Ms Natalija Radoja (Senior Advisor to the Ministry of Trade, Tourism and Telecommunications of the Government) spoke about law on electronic documents, and Electronic Identification and Trust Services in Electronic Business, Serbia’s version of the eIDAS regulation. The law introduced new services: electronic delivery, electrical storage, and cloud signature. Cloud signature will be very important because it may lead to massive usage of e-signatures. Radoja emphasised the significance of mutual recognition of electronic services, which Serbia recognises. Radoja pointed out that Serbia has an office for IT and electronic administration, which provides online services on behalf of the state, emphasising that the state and the private sector should offer as many services as possible, but that the digital competences of citizens must be raised.
Mr Dejan Abazović (State Secretary at Ministry of Public Administration of Montenegro) explained that Montenegro adopted an identification and e-signature scheme in 2017 and the related regulatory framework is almost complete. A new concept has been developed recently with the aim to allow for the provision of better services for end users. Many laws must be changed to achieve full functionality of a digital society. The role of the government, Abazovic noted, is to ensure that every citizen of Montenegro possesses a material means via which he or she will be able to prove his or her identity electronically—all citizens will be provided with an electronic identity on new identification cards in the future.
Mr Slobodan Nedeljković (Assistant Minister and Head of Sector for Analytics, Telecommunications and Information Technologies in the Ministry of Interior of the Republic of Serbia) spoke about implementation of trust services in Serbia. The government liberalised the market of e-signatures and half a million Serbian citizens now have electronic certificates on their identity cards. One of the anticipated changes is cloud signature, and Nedeljkovic expressed confidence that the Ministry of Interior will be one of the certification bodies for cloud signatures.
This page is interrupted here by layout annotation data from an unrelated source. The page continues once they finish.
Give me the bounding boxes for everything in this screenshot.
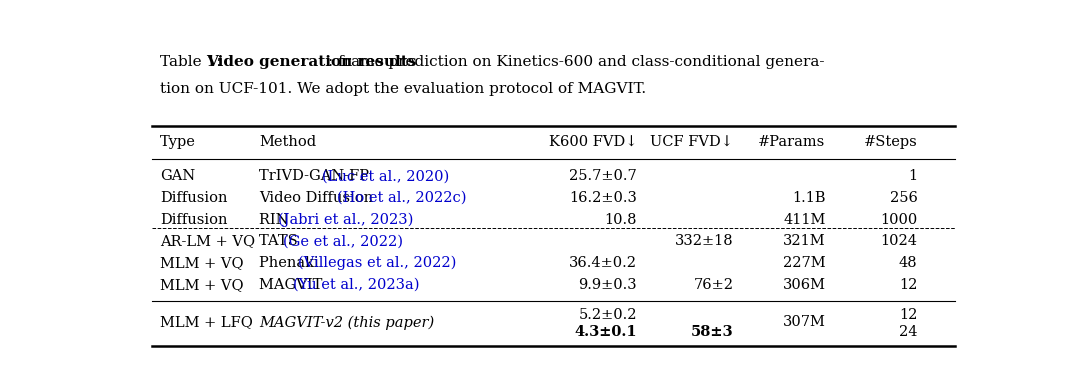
- Text: Diffusion: Diffusion: [160, 213, 228, 227]
- Text: 1000: 1000: [880, 213, 918, 227]
- Text: GAN: GAN: [160, 169, 195, 183]
- Text: #Params: #Params: [758, 135, 825, 149]
- Text: AR-LM + VQ: AR-LM + VQ: [160, 234, 255, 249]
- Text: 332±18: 332±18: [675, 234, 733, 249]
- Text: 1.1B: 1.1B: [792, 191, 825, 205]
- Text: 256: 256: [890, 191, 918, 205]
- Text: 4.3±0.1: 4.3±0.1: [575, 325, 637, 339]
- Text: Video generation results: Video generation results: [206, 54, 416, 69]
- Text: 58±3: 58±3: [691, 325, 733, 339]
- Text: UCF FVD↓: UCF FVD↓: [650, 135, 733, 149]
- Text: 12: 12: [900, 308, 918, 322]
- Text: Diffusion: Diffusion: [160, 191, 228, 205]
- Text: 1: 1: [908, 169, 918, 183]
- Text: : frame prediction on Kinetics-600 and class-conditional genera-: : frame prediction on Kinetics-600 and c…: [328, 54, 824, 69]
- Text: MLM + VQ: MLM + VQ: [160, 256, 244, 270]
- Text: Phenaki: Phenaki: [259, 256, 323, 270]
- Text: (Ge et al., 2022): (Ge et al., 2022): [283, 234, 403, 249]
- Text: 411M: 411M: [783, 213, 825, 227]
- Text: Method: Method: [259, 135, 316, 149]
- Text: 321M: 321M: [783, 234, 825, 249]
- Text: MLM + LFQ: MLM + LFQ: [160, 315, 253, 329]
- Text: (Ho et al., 2022c): (Ho et al., 2022c): [337, 191, 467, 205]
- Text: 12: 12: [900, 278, 918, 292]
- Text: TATS: TATS: [259, 234, 302, 249]
- Text: MAGVIT: MAGVIT: [259, 278, 327, 292]
- Text: RIN: RIN: [259, 213, 293, 227]
- Text: Type: Type: [160, 135, 195, 149]
- Text: 9.9±0.3: 9.9±0.3: [579, 278, 637, 292]
- Text: Video Diffusion: Video Diffusion: [259, 191, 378, 205]
- Text: 1024: 1024: [880, 234, 918, 249]
- Text: Table 1:: Table 1:: [160, 54, 227, 69]
- Text: 24: 24: [899, 325, 918, 339]
- Text: (Luc et al., 2020): (Luc et al., 2020): [322, 169, 449, 183]
- Text: tion on UCF-101. We adopt the evaluation protocol of MAGVIT.: tion on UCF-101. We adopt the evaluation…: [160, 82, 646, 96]
- Text: TrIVD-GAN-FP: TrIVD-GAN-FP: [259, 169, 374, 183]
- Text: 48: 48: [899, 256, 918, 270]
- Text: 25.7±0.7: 25.7±0.7: [569, 169, 637, 183]
- Text: (Villegas et al., 2022): (Villegas et al., 2022): [298, 256, 456, 270]
- Text: MAGVIT-v2 (this paper): MAGVIT-v2 (this paper): [259, 315, 434, 330]
- Text: 36.4±0.2: 36.4±0.2: [569, 256, 637, 270]
- Text: 307M: 307M: [783, 315, 825, 329]
- Text: (Jabri et al., 2023): (Jabri et al., 2023): [279, 212, 414, 227]
- Text: 16.2±0.3: 16.2±0.3: [569, 191, 637, 205]
- Text: K600 FVD↓: K600 FVD↓: [549, 135, 637, 149]
- Text: 5.2±0.2: 5.2±0.2: [579, 308, 637, 322]
- Text: MLM + VQ: MLM + VQ: [160, 278, 244, 292]
- Text: 76±2: 76±2: [693, 278, 733, 292]
- Text: 227M: 227M: [783, 256, 825, 270]
- Text: #Steps: #Steps: [864, 135, 918, 149]
- Text: 10.8: 10.8: [605, 213, 637, 227]
- Text: (Yu et al., 2023a): (Yu et al., 2023a): [293, 278, 419, 292]
- Text: 306M: 306M: [783, 278, 825, 292]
Mr Steve Purser (Head of Core Operations Department at European Union Network and Information Security Agency (ENISA)) started by explaining that trust comes into play when no mechanisms control risk; trust is becoming a key concept in the digital world where it is impossible to control things. In the EU, every trust issue has three components: people, process, and technology. The EU has dedicated a lot of effort to building trust on the people level. At the process level, the focus is on incorporating trust in the workflows, while at the technical level, work is carried on, building on the eIDAs initiative. When it comes to trust-based services, the local implementation of global models is desirable. But building trust is a challenging process and the biggest problem can be framed as ‘nobody is trusted by everybody’. Purser concluded that trust is built face-to-face and in small communities. For the future, it would be better to take existing trust and build on top of it.
Mr Johan Hesse (Managing Director at Secunet International GmbH & Co KG) pointed out that in the physical world relying on something or someone tends to produce trust, which is not the case in the digital world. In his opinion, eIDAS serves as a prerequisite for reliability in the digital world. He also stated that security regulations recognised at the supranational level are necessary to ensure security in the digital world.
Mr Zoran Savić (CEO and founding partner of NetSeT Global Solutions d.o.o.) spoke about the difficulties in building national identification infrastructure. The biggest challenge is to make it highly secure and easy to use at the same time. The biggest question is how to establish an interoperative environment when derived identifications (based on the cloud and mobile identifications) are used. In his view, states and the private sector need to collaborate on solutions, which won’t be tailored solely to local levels.